Sunday, May 31, 2009

Lectio Divina - Forty-one


Teilhard de Chardin, quoted in The Oxford Book of Prayer. Oxford: Oxford University Press, 1989, p.7.

Blessed be you, harsh matter, barren soil, stubborn rock: you who yield only to violence, you who force us to work if we would eat. Blessed be you, perilous matter, violent sea, untameable passion: you who unless we fetter you will devour us. Blessed be you, mighty matter, irresistible march of evolution, reality ever new-born; you who, by constantly shattering our mental categories, force us to go ever further and further in our pursuit of the truth. Blessed be you, universal matter, unmeasurable time, boundless ether, triple abyss of stars and atoms and generations: you who by overflowing and dissolving our narrow standards of measurement reveal to us the dimensions of God . . .


2 comments:

Lindsay Boyer said...

This week I am up in the country, surrounded by birds building nests and raising their young.
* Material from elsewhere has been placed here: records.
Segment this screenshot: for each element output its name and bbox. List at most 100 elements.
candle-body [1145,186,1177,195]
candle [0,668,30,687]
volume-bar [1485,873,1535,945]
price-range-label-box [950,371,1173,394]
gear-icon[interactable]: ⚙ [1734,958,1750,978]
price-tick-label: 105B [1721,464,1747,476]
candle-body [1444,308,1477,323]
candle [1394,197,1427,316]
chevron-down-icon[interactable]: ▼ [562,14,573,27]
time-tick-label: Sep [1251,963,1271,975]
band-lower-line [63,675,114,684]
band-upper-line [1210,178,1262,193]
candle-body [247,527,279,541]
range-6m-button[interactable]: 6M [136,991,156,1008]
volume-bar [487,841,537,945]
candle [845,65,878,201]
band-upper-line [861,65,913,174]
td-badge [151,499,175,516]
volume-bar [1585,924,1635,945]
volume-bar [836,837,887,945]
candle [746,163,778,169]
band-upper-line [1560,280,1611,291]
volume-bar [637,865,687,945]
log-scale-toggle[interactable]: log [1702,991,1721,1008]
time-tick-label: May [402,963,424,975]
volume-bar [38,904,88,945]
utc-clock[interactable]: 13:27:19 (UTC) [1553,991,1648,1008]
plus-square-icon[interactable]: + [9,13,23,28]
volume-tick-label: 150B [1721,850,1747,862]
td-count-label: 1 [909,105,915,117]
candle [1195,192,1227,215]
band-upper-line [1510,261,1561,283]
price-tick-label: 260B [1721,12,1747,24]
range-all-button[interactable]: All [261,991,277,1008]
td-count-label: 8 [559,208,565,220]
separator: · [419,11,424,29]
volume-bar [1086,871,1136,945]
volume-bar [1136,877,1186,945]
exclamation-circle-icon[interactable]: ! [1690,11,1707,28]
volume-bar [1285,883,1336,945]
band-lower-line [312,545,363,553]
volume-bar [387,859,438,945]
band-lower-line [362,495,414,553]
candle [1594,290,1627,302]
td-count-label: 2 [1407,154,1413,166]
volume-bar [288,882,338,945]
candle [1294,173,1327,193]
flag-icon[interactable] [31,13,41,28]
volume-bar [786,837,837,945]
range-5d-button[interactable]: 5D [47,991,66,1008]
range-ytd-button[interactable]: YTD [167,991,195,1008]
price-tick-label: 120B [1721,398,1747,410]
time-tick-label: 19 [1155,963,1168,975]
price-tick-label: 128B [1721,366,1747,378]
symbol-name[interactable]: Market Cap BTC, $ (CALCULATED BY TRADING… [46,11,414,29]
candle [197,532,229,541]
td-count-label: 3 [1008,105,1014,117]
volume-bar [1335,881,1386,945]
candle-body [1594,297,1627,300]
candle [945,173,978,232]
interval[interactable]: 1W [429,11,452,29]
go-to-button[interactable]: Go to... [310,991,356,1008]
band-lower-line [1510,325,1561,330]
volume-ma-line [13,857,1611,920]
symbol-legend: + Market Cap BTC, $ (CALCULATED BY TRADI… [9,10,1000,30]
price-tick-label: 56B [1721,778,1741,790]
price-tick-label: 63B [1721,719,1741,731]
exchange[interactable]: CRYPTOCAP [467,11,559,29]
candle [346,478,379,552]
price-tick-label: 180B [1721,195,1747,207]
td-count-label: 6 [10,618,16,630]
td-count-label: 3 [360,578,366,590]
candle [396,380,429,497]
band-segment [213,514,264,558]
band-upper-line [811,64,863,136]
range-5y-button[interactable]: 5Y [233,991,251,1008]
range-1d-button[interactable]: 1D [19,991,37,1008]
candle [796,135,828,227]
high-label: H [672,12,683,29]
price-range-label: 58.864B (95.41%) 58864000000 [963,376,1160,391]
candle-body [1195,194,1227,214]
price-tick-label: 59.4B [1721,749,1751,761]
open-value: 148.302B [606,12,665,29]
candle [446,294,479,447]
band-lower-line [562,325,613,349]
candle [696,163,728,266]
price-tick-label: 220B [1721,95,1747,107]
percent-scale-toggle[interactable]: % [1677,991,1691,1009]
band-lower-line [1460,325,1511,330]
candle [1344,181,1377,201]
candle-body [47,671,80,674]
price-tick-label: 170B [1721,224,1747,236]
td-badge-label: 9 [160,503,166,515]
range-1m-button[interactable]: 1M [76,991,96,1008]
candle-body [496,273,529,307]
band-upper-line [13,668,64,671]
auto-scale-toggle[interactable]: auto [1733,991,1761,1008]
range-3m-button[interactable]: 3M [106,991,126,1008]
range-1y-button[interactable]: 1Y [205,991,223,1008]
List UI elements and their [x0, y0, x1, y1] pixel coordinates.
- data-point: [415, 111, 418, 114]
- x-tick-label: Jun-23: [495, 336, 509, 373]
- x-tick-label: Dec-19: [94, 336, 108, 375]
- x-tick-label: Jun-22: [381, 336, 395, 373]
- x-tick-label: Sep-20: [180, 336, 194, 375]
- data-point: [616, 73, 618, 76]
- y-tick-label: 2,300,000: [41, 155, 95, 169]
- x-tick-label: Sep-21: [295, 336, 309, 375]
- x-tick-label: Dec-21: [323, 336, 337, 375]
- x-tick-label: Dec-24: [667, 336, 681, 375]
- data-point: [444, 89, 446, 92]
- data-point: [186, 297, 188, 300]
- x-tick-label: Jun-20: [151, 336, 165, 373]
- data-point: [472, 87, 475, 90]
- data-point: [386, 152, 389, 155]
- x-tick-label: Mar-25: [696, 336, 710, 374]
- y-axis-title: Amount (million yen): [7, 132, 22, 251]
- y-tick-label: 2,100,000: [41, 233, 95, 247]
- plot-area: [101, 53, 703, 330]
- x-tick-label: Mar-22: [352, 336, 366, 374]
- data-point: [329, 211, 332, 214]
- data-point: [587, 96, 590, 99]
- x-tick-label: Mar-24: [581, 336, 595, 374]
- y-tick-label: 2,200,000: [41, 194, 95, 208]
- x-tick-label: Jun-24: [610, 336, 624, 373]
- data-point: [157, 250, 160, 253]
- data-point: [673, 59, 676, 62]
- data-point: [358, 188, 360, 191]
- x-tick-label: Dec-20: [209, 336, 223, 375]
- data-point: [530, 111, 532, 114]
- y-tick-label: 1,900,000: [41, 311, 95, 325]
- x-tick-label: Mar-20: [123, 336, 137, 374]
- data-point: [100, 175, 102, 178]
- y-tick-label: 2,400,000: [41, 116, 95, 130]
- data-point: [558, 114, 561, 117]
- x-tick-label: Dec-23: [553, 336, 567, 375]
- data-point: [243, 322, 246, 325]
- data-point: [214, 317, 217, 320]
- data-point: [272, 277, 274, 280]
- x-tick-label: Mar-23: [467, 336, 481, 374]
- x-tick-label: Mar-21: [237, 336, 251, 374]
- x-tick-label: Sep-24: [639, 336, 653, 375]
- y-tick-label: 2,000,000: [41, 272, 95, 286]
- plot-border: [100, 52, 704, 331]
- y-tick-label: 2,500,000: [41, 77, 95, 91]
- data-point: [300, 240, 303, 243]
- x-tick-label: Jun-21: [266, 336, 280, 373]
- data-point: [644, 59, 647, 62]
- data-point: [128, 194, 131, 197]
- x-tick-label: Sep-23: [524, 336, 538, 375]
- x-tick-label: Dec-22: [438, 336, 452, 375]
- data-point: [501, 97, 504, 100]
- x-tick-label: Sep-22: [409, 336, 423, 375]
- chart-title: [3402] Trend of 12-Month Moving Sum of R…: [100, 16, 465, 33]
It is very common for us to wake up in the morning to discover that the nest and babies so painstakingly cared for have disappeared in the night, devoured by a predator. As I walked our little dachshunds in the woods yesterday, one of them discovered a baby grouse and ate it in one gulp. I find myself face to face with the harsher side of nature. We revel in images of God’s creation and its beauty, but are sometimes confused by its brutal, destructive side. This prayer from Teilhard de Chardin, reminiscent of God’s speeches from the whirlwind in the Book of Job, blesses all of creation, inviting us to accept all that is, to lean into the challenges the world offers us rather than resisting them.

Jeanne said...

Blessed be it all, blessed be us all, blessed be.